For the year ended 30 September 2021 Reported revenue at £7,589m. Reported Group operating profit of £3,146 million grew 15.2%, driven by gains on disposal of the Premium Cigar Division.
Tobacco and NGP adjusted operating profit grew £142m or 4.3% at constant currency. Tobacco organic adjusted operating profit was down £42 million (-1.2%) at constant currency. Strong underlying performance, led by mass market cigar volumes and pricing, was more than offset by lower stock profit in Australia (£88 million) and a charge to meet US state litigation (PSS) costs (£52 million). NGP losses reduced by £184 million or 57% as the company optimised investment and as prior year write-downs (£124 million) were not repeated to the same extent.
Reported EPS increased 89.5% to 299.9 pence driven by marked to market foreign exchange accounting gains on financial instruments caused by a 6.0% weakening in the euro against sterling and the year-on-year impact of the Premium Cigar Division disposal. Organic adjusted EPS was 246.5 pence, up 2.8% at constant currency due to lower NGP losses, partially offset by an increase in the effective tax rate to 22.6%. Adjusted net finance costs are impacted by the buyback of a $1.25 billion US bond, with corresponding savings expected in 2022.
Cash flows from operating activities were £2,167 million (2020: £4,030 million), impacted primarily by an expected working capital outflow driven by changes to duty payment dates that the company announced in 2020.
The £257 million restructuring charge in 2021 comprised £226 million for the 2021 Strategic Review Programme, £23 million for COP I and II and £8 million of other costs that mainly related to Logista.
Adjusted net finance costs were lower at £417 million (2020: £429 million), reflecting lower adjusted net debt balances during the year. Reported net finance income was £81 million (2020: costs of £610 million), incorporating the impact of net fair value and exchange gains on financial instruments of £496 million (2020: losses of £176 million) and postemployment benefits net financing income of £2 million (2020: costs of £5 million).

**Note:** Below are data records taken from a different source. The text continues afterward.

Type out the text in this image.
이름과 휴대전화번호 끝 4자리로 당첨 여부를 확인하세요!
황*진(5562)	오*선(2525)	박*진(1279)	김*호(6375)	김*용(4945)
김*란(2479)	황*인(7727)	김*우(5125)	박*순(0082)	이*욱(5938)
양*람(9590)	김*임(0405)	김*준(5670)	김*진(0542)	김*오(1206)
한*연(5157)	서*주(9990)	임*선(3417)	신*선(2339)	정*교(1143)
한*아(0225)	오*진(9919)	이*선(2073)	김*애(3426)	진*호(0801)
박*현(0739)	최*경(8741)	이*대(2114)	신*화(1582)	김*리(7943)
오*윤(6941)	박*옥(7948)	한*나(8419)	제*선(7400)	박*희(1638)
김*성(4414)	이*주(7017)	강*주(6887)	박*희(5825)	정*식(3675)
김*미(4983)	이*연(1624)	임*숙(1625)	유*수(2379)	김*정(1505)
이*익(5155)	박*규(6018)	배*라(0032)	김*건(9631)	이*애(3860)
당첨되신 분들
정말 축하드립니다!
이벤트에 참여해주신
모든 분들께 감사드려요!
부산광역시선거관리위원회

The gains on financial instruments primarily stem from foreign exchange accounting gains of £445 million as the value of euro financial instruments increased after sterling strengthened 6.0 per cent against the euro during the year
The company's adjusted effective tax rate is 22.6 per cent (2020: 20.7 per cent) and the reported effective tax rate is 10.2 per cent (2020: 28.1 per cent). The increase in the adjusted effective tax rate was due to a less favourable profit mix and remeasurement of UK deferred tax balances. The adjusted tax rate is higher than the reported rate due to recognition of tax credits arising on an internal reorganisation of the Group’s Spanish business and limited tax arising on both foreign exchange gains that arise on consolidation and on the disposal gain on the Premium Cigar Division disposal.